Sunday, May 29, 2005

What Happens to Your Home Equity Line of Credit If You File Bankruptcy

Your bank will close your home equity line of credit to further charges or withdrawals if you file for bankruptcy. You must disclose all debts and credit lines during the bankruptcy application, and the official notice of your bankruptcy filing will be sent to all of your creditors, including the lender on the home equity line. During bankruptcy you may have options for eliminating any balance on your home equity line while keeping your home and first mortgage.

Protecting The Bank

    A lender aware that you are filing for bankruptcy will move quickly to protect the bank's interests by closing the account. The credit agreement that you signed gives the bank the right to modify your credit line at any time, and banks routinely reduce or close credit accounts.

The Automatic Stay

    A provision in bankruptcy called an "automatic stay" prohibits the lender from taking further action. An automatic stay is a legal injunction signed by a federal judge. It prohibits all of your creditors from collecting from you while you are under the protection of the federal bankruptcy court. Without that protection, a lender aware that you are having financial problems could close your home equity line and demand that you pay any outstanding balance in full if you have been missing payments on the home equity line.
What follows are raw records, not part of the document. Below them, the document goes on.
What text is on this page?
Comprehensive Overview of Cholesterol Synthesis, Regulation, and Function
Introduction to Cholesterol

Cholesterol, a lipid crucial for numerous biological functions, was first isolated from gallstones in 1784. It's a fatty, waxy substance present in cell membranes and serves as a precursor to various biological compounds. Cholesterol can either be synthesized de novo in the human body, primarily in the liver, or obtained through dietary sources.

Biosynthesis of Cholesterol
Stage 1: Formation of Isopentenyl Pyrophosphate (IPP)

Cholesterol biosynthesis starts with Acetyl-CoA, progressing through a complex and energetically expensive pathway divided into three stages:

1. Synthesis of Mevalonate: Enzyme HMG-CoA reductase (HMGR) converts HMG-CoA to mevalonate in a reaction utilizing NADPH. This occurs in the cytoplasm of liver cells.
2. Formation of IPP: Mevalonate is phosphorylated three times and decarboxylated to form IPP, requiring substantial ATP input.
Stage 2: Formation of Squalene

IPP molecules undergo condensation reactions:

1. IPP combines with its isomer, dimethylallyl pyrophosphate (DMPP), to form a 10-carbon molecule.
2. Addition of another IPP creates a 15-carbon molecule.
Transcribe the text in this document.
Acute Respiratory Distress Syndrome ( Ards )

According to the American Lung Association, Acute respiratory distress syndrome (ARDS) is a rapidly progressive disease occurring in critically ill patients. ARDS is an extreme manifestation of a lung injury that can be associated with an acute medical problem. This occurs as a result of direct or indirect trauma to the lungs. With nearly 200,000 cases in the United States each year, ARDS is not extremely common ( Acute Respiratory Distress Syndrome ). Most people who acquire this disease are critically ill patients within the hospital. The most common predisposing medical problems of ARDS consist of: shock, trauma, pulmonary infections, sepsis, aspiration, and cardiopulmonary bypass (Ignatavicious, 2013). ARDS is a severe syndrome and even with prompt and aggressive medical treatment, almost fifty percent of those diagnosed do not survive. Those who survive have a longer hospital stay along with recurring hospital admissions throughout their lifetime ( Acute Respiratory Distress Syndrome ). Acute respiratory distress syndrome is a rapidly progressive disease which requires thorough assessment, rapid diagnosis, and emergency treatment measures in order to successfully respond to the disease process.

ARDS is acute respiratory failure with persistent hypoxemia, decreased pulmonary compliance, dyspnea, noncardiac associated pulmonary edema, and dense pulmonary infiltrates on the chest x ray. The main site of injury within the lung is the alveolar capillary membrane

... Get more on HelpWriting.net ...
If you refuse, the lender could declare you in default of the home equity loan agreement and begin foreclosure proceedings.

Upside Down

    The Bankruptcy Law Firms website reports that in some instances you can keep your home and home equity line during a Chapter 7 bankruptcy through the use of exemptions for retaining a primary residence. However, the lender may not allow more charges on the home equity line after you emerge from the bankruptcy. On the other hand, Chapter 13 can allow the home equity line to to be discharged, or eliminated if the market value of your home is less than the balance on the first mortgage. That situation is considered being "upside down" or "under water" on the mortgage because you owe more on the home than it is worth. As a result the home equity line is treated as an unsecured debt because of the absence of equity. Chapter 7 and Chapter 13 are the most popular forms of personal bankruptcy, with Chapter 7 allowing you to shed credit card and other debt within just a few months. Chapter 13 requires a payment plan of three to five years and then unsecured debt is eliminated.

Legal Help

    All forms of bankruptcy can be complex and confusing for people inexperienced in such matters and the U.S. Bankruptcy Courts strongly recommends that you hire an experienced bankruptcy attorney to handle your file. You are allowed to file for bankruptcy on your own, but the potential for procedural errors increases if you handle the case yourself. The bankruptcy judge can dismiss the case if you make mistakes and that would allow the automatic stay to end.